The last of the credits scrolled away. I kept Jillian’s quilt around my shoulders like a cape, dragged it with me over to the phone. I dialed the apartment after punching in the numbers on my phone card, and after a couple rings, Leidy answered.
—I was just calling to tell Mami I made it back okay. Let me talk to her.
—She’s not back yet.
—Back from where?
—The meeting.
It was just after ten at night. I pulled the quilt tighter around me, gathered the material in a fist at my chest.
—The meeting that started at one? That meeting?
—No Lizet, the meeting for future Miss Americas. Of course that meeting. What other meeting would it be?
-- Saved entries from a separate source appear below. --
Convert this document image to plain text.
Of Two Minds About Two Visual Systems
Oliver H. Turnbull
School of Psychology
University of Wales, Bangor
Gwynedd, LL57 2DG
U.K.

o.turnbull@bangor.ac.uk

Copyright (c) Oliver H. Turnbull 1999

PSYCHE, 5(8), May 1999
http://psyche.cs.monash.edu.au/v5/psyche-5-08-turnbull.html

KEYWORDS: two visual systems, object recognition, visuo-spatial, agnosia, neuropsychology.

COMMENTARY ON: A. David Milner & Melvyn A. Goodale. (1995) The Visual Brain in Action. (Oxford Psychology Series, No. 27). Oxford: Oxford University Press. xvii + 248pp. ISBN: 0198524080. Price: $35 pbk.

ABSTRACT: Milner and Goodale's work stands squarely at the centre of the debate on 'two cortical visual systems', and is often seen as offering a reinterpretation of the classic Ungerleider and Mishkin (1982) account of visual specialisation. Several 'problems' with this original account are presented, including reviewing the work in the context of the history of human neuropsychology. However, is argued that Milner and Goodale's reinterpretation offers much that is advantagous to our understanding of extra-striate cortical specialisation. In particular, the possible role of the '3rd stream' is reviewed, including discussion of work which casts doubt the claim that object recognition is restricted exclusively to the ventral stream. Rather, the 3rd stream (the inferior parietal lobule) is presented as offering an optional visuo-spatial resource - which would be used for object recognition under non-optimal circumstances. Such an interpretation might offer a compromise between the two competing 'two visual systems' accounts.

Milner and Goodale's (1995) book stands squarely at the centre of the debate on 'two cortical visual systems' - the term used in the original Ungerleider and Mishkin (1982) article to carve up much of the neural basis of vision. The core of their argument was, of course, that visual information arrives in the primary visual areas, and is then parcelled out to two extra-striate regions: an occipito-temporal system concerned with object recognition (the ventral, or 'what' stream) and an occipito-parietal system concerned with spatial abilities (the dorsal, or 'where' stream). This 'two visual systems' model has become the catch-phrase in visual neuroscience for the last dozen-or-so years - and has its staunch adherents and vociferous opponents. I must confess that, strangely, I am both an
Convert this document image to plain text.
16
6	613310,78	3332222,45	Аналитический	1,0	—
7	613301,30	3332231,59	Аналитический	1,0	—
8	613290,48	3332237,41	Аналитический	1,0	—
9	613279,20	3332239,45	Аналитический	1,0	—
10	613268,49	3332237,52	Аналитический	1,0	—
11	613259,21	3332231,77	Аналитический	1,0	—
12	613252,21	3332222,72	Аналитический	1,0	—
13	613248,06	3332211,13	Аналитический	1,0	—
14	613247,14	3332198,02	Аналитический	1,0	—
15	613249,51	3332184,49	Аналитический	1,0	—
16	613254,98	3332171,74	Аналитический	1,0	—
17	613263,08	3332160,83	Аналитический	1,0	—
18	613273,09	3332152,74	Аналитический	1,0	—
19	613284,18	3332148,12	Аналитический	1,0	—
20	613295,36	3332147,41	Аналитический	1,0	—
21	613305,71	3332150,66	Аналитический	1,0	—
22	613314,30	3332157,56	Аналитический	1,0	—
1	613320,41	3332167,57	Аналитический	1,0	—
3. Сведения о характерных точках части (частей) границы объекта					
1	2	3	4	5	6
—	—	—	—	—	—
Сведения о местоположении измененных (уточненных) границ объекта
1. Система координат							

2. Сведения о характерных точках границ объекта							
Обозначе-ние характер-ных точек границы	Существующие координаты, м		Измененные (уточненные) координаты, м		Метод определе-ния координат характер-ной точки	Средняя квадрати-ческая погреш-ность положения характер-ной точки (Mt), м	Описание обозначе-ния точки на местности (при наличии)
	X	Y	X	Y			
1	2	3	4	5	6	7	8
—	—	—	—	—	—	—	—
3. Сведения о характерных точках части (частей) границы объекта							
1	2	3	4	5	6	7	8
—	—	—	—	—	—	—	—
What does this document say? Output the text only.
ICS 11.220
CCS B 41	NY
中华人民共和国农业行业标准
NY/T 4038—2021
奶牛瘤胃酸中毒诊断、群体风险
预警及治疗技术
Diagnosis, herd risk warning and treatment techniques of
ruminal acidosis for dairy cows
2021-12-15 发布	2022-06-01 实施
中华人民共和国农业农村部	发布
Her voice sounded tired and so far away. I went over to the heater and dialed it to its highest setting. After we hung up, I put my hands on the warming metal, wondering how long I could hold them there before they burned.
10
I TRIPLE-CHECKED JILLIAN’S SHEETS FOR cereal crumbs the next morning, eventually managing to arrange her quilt back on her bed with the same disheveled elegance she achieved whenever she made it. The DVD was once again in its case and nestled on her shelf between The Big Lebowski and The Sound of Music—two other movies everyone at Rawlings but me had seen. Jillian didn’t even look at her bed before dropping her duffel bag on the rug and launching herself onto it, snuggling her face into her pillows before turning to me at my desk and saying, Liz! It’s so hot in here!